The Signing of the Omnibus Lands Bill and the Restoration of the San Joaquin River
Posted March 31, 2009 in Saving Wildlife and Wild Places
When President Obama signed into law the Omnibus Public Lands Bill yesterday many wonderful things happened, not the least of which was legislation completing a settlement that ended one of the West's longest water battles. The San Joaquin River Restoration Settlement Act gave federal agencies the authority and funding to carry out one of the largest salmon and river restoration programs in the history of the United States. After 18 years in court and two years of planning and preparation, the first natural flows in over a half century will once again create a living river sustaining fish and wildlife. Under the Settlement, salmon will be reintroduced in 2012 - nearly sixty two years since the last fish died out in the face of a dry river bed - with the goal of nearly 30,000 spring run Chinook returning to spawn each year. Once again, the San Joaquin River will earn the distinction of being the second longest living river in California.
But the Settlement is about much more than just fish and wildlife. Future generations will be able to swim in cool clean waters fresh from the Sierra and fishermen will be able to cast their lines along its bank. And the Settlement is also about protecting agriculture. While some water (around 18% on average) will now remain in the river instead of being diverted for agricultural uses, the Settlement provides certainty for farmers about what their future water supplies will be, as well as provisions to help mitigate water supply and other impacts.

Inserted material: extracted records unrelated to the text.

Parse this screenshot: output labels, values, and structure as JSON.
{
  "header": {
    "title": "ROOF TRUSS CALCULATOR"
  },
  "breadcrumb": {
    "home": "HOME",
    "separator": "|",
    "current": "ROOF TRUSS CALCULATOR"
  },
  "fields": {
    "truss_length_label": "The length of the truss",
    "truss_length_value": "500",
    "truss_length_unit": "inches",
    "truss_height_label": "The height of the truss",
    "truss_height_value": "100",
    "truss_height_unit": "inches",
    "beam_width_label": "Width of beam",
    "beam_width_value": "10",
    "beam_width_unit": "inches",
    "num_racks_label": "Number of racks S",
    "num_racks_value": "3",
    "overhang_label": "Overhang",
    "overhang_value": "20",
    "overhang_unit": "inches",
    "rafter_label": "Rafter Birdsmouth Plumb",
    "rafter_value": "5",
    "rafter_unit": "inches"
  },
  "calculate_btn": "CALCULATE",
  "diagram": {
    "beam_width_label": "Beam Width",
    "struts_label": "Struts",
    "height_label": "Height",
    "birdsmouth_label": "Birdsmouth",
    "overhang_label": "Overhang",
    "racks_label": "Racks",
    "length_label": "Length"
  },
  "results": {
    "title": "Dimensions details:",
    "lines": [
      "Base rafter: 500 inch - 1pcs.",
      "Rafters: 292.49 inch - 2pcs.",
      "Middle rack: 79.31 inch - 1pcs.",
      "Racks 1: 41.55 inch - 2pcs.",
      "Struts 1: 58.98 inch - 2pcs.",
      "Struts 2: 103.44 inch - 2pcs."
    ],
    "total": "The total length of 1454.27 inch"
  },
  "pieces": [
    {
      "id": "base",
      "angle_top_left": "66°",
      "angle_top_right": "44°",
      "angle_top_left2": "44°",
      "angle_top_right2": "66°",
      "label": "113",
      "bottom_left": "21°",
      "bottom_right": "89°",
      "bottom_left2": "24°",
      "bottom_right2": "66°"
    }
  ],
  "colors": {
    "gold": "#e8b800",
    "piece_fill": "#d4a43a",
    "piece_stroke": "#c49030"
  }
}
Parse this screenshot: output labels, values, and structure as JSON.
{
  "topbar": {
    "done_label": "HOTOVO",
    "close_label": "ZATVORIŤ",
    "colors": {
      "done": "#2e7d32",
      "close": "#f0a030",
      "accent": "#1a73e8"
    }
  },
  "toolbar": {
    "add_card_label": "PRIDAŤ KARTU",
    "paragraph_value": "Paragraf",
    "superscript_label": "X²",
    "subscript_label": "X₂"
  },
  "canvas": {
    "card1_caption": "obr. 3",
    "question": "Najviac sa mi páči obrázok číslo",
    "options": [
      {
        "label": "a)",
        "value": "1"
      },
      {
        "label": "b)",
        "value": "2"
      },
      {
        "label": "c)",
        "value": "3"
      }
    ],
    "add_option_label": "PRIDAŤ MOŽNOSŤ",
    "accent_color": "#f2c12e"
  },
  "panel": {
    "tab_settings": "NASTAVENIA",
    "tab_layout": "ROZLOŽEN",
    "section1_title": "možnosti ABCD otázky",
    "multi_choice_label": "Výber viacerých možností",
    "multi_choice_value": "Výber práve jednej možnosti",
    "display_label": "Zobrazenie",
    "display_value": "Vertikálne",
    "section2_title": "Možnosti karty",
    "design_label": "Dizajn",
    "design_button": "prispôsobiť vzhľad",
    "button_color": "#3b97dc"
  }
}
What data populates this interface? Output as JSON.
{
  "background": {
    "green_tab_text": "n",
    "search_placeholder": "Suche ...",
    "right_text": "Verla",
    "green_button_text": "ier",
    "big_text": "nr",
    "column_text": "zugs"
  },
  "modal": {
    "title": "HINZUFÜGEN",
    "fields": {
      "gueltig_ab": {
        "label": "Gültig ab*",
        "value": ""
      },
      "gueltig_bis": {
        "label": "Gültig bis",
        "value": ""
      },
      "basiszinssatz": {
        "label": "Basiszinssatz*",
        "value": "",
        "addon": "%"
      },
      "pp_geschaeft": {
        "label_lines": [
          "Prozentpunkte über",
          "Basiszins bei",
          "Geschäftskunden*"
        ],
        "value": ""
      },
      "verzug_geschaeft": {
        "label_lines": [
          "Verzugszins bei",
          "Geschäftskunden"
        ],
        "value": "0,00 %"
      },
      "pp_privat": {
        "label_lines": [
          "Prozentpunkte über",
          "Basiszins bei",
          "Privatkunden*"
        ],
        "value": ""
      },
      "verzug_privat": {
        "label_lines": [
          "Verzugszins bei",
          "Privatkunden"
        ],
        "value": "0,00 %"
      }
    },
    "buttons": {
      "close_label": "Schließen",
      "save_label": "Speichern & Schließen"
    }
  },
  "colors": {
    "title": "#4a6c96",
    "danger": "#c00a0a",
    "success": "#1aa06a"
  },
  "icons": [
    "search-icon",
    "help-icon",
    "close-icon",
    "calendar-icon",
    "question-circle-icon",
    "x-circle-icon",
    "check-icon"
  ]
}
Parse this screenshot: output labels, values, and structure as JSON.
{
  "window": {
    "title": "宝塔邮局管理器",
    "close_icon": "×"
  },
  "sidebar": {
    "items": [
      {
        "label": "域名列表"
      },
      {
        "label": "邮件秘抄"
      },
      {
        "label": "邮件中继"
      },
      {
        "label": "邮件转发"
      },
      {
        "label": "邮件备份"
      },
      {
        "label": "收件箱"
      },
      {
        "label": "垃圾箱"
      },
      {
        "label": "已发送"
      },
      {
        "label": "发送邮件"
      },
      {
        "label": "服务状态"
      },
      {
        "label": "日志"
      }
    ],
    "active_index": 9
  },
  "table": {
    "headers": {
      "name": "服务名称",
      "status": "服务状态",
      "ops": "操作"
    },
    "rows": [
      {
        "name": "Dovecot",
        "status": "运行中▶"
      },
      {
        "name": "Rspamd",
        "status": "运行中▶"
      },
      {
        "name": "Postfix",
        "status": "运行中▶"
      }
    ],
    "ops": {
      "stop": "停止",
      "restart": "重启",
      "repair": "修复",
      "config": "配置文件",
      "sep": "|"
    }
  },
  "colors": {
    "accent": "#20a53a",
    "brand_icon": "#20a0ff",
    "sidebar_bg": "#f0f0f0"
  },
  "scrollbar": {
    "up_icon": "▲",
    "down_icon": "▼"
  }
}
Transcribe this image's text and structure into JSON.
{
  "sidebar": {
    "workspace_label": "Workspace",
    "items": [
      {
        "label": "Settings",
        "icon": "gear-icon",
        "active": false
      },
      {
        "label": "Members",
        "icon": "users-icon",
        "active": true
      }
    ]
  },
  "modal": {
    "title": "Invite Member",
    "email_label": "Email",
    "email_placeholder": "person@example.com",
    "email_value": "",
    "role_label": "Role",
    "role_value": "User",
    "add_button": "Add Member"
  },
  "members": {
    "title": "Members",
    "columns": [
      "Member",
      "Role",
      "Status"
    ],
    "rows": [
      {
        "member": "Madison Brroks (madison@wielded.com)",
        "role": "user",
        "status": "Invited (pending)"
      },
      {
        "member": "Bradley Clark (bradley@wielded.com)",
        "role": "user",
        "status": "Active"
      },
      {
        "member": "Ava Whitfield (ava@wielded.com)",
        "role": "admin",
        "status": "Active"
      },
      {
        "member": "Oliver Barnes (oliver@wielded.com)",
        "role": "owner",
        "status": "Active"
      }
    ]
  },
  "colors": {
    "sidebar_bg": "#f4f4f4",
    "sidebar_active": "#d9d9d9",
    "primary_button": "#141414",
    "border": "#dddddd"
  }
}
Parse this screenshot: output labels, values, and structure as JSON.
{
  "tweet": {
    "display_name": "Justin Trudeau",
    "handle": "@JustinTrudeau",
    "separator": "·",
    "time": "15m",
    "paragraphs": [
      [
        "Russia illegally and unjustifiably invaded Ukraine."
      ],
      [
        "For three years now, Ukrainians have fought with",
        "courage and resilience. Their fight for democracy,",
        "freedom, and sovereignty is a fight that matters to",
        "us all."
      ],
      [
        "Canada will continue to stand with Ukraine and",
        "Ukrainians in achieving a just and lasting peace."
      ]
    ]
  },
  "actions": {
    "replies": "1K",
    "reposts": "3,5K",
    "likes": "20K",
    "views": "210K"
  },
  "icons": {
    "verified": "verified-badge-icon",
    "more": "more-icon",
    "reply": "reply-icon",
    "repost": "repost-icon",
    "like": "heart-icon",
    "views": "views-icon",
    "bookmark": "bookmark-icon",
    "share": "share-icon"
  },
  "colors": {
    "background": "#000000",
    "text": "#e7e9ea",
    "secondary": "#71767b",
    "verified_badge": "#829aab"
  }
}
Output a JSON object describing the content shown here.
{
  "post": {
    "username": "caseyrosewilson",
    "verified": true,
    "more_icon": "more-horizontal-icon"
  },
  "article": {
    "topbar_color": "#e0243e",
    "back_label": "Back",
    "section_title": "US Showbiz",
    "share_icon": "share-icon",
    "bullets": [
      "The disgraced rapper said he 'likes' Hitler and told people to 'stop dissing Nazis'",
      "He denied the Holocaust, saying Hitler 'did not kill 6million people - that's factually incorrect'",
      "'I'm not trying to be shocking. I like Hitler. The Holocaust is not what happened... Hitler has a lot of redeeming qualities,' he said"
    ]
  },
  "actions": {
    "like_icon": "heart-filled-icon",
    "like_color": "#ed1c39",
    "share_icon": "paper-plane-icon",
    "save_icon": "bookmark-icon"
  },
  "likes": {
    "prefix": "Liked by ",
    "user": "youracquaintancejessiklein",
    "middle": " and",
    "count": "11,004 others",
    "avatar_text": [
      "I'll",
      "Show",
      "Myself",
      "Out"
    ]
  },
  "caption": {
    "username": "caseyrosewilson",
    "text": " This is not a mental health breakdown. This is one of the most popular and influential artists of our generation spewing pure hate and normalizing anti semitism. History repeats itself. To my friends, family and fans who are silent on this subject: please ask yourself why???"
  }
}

The restoration of the San Joaquin River has been made possible by many. From George Warner, an early fish and game employee who in 1950 held in his hands one of the last salmon he tried for years to save, to Hal Candee, who filed the original suit in 1988 and worked for 21 years to restore flows and fish. There are legislators, particularly Senator Feinstein and their staff as well as staff from over a dozen fishing and conservation groups that have worked hard for many years in the belief that the river would be restored. And there are representatives of the Friant farmers who in the end saw what needed to be done and worked to find a path forward -outside the court room. It was not easy and surely not popular with everyone, but they had the strength and wisdom to seek to gain a better outcome by working together rather than sustaining an unmitigated court ordered judgment.
But here is not where the story ends, but rather begins. Hard work lies ahead for all of us who now must implement the Settlement and legislation to create a living river. There will undoubtedly be many challenges ahead, as we try to modify a landscape that has grown up around a dry river bed and will now have to adjust to the river being wet once again. There will be a need to look at ways to offset water supply impacts without harming the environment. But just as with the settlement, only by working together can the best possible outcome be achieved and benefits realized by everyone. Restoring the San Joaquin to its once massive flows and wide-spread floodplains is not possible - and it's not the goal of the Settlement. Instead, the goal will have to be a river, scaled down in size but living none the less, so salmon and other native fish will have sufficient water and habitat to be self sustaining without the need for permanent hatcheries. Restored flows will create riffles for salmon spawning and sand bars to support willow and cottonwood trees that will benefit migratory birds and other wildlife. And all Californians, now and for generations to come, will once again have a living river to enjoy.